PHH to Cut Back Correspondent Lending, Sell Non-Core Assets

PHH Corp. will cut back on correspondent lending, sell non-core assets and reverse its drive for market share in the mortgage business to alleviate investors' liquidity concerns, new chief executive Glen A. Messina said Tuesday.

Messina, who was abruptly handed the reins of PHH last month, told analysts on a conference call Tuesday that the Mount Laurel, N.J., company may cut correspondent lending in half, and will sell some real estate-owned properties, fleet leases and assets related to its reinsurance business. American Banker had previously reported that PHH was pulling back in correspondent lending.

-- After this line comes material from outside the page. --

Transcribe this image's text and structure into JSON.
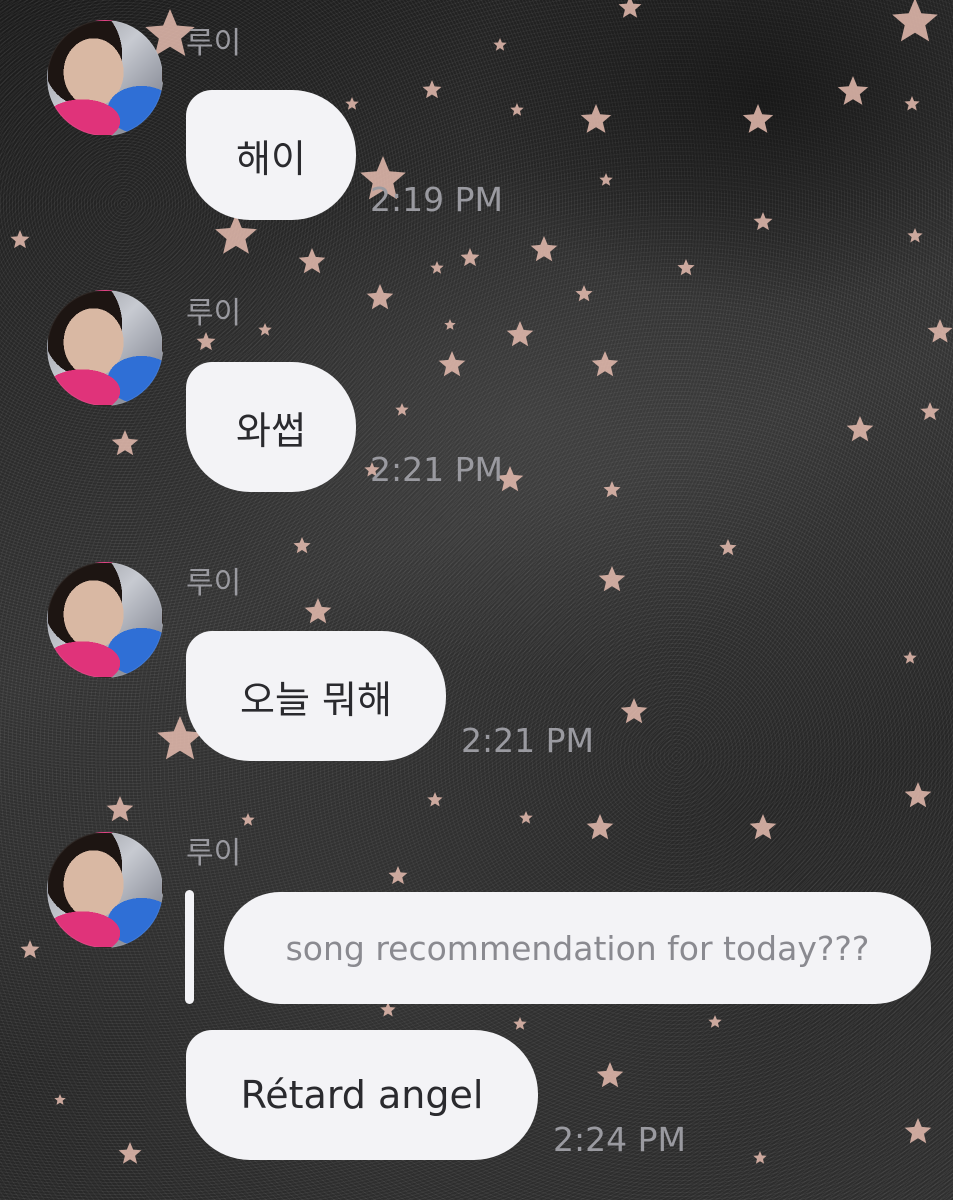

The mortgage lender and fleet operator has been scrambling to reassure investors of its funding and cash positions after a failed bond offering in December prompted a downgrade by Standard & Poor's as well as the departure in early January of its former CEO Jerome Selitto.

PHH also is being investigated by the Consumer Financial Protection Bureau for alleged kickbacks in its reinsurance business.

The pullback in correspondent lending is directly related to PHH's near-term focus on hoarding cash. Messina said during the call that loans originated with minor defects take up capacity on PHH's balance sheet because they typically are not eligible for warehouse financing.

"We are focused on cash consumption rather than total volume in this channel," Messina said. "We anticipate reducing cash consumption by at least 50% relative to 2011."

PHH, the largest non-bank mortgage lender, posted a fourth-quarter profit Tuesday of $13 million, compared with $181 million a year earlier. But it swung to a $127 million loss in 2011, versus a profit of $48 million in 2010, due in part to changes in the fair value of its mortgage servicing rights. The company also had a $21 million fourth-quarter charge for foreclosure-related costs and implementation of the government's Home Affordable Refinancing Program.

Messina also said PHH is in active negotiations with Fannie Mae on proposed amendments to about $3 billion in financing arrangements. He wants to repay its 2012 and 2013 debt maturities sometime this year.

Though PHH captured 4% of the mortgage market in the fourth quarter, Messina said that going forward "setting a market share target" was not consistent with the company's near-term focus on liquidity and cash. PHH will no longer provide market share guidance, he said, nor will be "driving the business toward this goal."